Além da previsão legal no âmbito do regulamento dos contratos administrativos, deve ser dado cumprimento ao princípio da isonomia. Isso porque minutas de novos contratos de concessão rodoviária no âmbito do Programa de Parcerias de Investimentos (PPI) já tem reconhecido o direito ao reequilíbrio dos contratos quando houver concorrência intermodal, especialmente com ferrovias. É o caso do Edital nº 02/2021 do PPI, que se refere à Concessão da BR-163/230/MT/PA e foi lançado no início desse ano, o qual previu mecanismos de mitigação de riscos de demanda decorrentes da concorrência com ferrovias, em especial o Ferrogrão e da extensão da Malha Norte da Rumo. Nesse caso, o risco decorrente da existência de qualquer nova rota ou caminho alternativo por qualquer modal terrestre é do Poder Concedente.

Mesma situação, mesma solução. Os antigos contratos de concessão devem ser reequilibrados na medida em que os novos projetos de ferrovias sejam implementados e executados.
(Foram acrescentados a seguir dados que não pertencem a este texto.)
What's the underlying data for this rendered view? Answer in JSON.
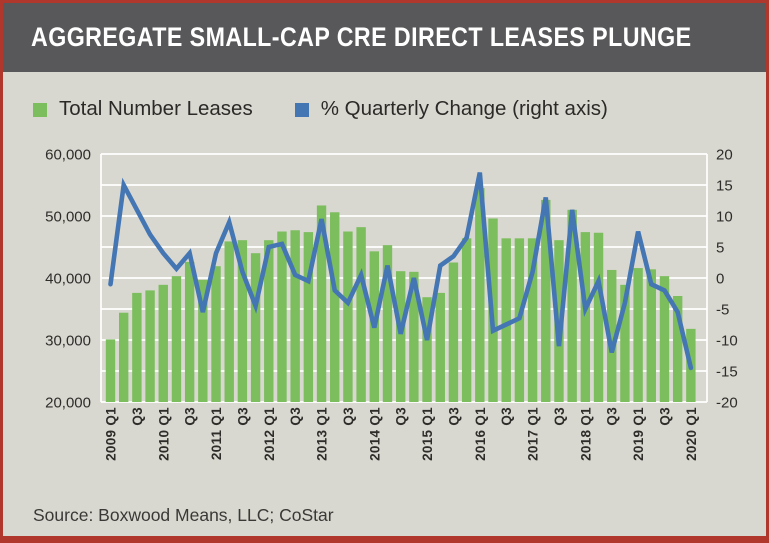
{
  "header": {
    "title": "AGGREGATE SMALL-CAP CRE DIRECT LEASES PLUNGE"
  },
  "legend": [
    {
      "label": "Total Number Leases",
      "color": "#7cbd5e"
    },
    {
      "label": "% Quarterly Change (right axis)",
      "color": "#4576b4"
    }
  ],
  "source": "Source: Boxwood Means, LLC; CoStar",
  "colors": {
    "bar": "#7cbd5e",
    "line": "#4576b4",
    "background": "#d9d8d0",
    "title_bar": "#58585a",
    "title_text": "#ffffff",
    "border": "#b0372b",
    "grid": "#ffffff",
    "axis_text": "#2e2d2a"
  },
  "chart_data": {
    "type": "bar",
    "title": "AGGREGATE SMALL-CAP CRE DIRECT LEASES PLUNGE",
    "xlabel": "",
    "ylabel_left": "Total Number Leases",
    "ylabel_right": "% Quarterly Change",
    "grid": true,
    "legend_position": "top",
    "categories": [
      "2009 Q1",
      "2009 Q2",
      "2009 Q3",
      "2009 Q4",
      "2010 Q1",
      "2010 Q2",
      "2010 Q3",
      "2010 Q4",
      "2011 Q1",
      "2011 Q2",
      "2011 Q3",
      "2011 Q4",
      "2012 Q1",
      "2012 Q2",
      "2012 Q3",
      "2012 Q4",
      "2013 Q1",
      "2013 Q2",
      "2013 Q3",
      "2013 Q4",
      "2014 Q1",
      "2014 Q2",
      "2014 Q3",
      "2014 Q4",
      "2015 Q1",
      "2015 Q2",
      "2015 Q3",
      "2015 Q4",
      "2016 Q1",
      "2016 Q2",
      "2016 Q3",
      "2016 Q4",
      "2017 Q1",
      "2017 Q2",
      "2017 Q3",
      "2017 Q4",
      "2018 Q1",
      "2018 Q2",
      "2018 Q3",
      "2018 Q4",
      "2019 Q1",
      "2019 Q2",
      "2019 Q3",
      "2019 Q4",
      "2020 Q1"
    ],
    "x_tick_labels": [
      "2009 Q1",
      "Q3",
      "2010 Q1",
      "Q3",
      "2011 Q1",
      "Q3",
      "2012 Q1",
      "Q3",
      "2013 Q1",
      "Q3",
      "2014 Q1",
      "Q3",
      "2015 Q1",
      "Q3",
      "2016 Q1",
      "Q3",
      "2017 Q1",
      "Q3",
      "2018 Q1",
      "Q3",
      "2019 Q1",
      "Q3",
      "2020 Q1"
    ],
    "series": [
      {
        "name": "Total Number Leases",
        "type": "bar",
        "axis": "left",
        "values": [
          30100,
          34400,
          37600,
          38000,
          38900,
          40300,
          42600,
          39700,
          41900,
          45900,
          46100,
          44000,
          46100,
          47500,
          47700,
          47400,
          51700,
          50600,
          47500,
          48200,
          44300,
          45300,
          41100,
          41000,
          36900,
          37600,
          42500,
          46400,
          54500,
          49600,
          46400,
          46400,
          46400,
          52600,
          46100,
          51000,
          47400,
          47300,
          41300,
          38900,
          41600,
          41400,
          40300,
          37100,
          31800
        ]
      },
      {
        "name": "% Quarterly Change (right axis)",
        "type": "line",
        "axis": "right",
        "values": [
          -1,
          15,
          11,
          7,
          4,
          1.5,
          4,
          -5.5,
          4,
          9,
          1,
          -4.5,
          5,
          5.5,
          0.5,
          -0.5,
          9.5,
          -2,
          -4,
          0.5,
          -8,
          2,
          -9,
          0,
          -10,
          2,
          3.5,
          6.5,
          17,
          -8.5,
          -7.5,
          -6.5,
          1,
          13,
          -11,
          11,
          -5,
          -0.5,
          -12,
          -4,
          7.5,
          -1,
          -2,
          -5.5,
          -14.5
        ]
      }
    ],
    "left_axis": {
      "min": 20000,
      "max": 60000,
      "tick_step": 10000,
      "grid_step": 5000
    },
    "right_axis": {
      "min": -20,
      "max": 20,
      "tick_step": 5
    }
  }
}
A concorrência intermodal deve servir para somar alternativas logísticas para o escoamento da produção brasileira. O interesse público está na ampliação da nossa malha logística e na concorrência saudável entre os particulares que operam as rodovias e aqueles que virão operar as novas ferrovias. A Administração, nesse caso, deve servir como ponte para ajustar os interesses legítimos dos agentes econômicos e da população.

*Natalia de Sousa da Silva - Advogada da Manesco Advogados | Extraído da Revista digital Guia Marítimo - Novembro 2021.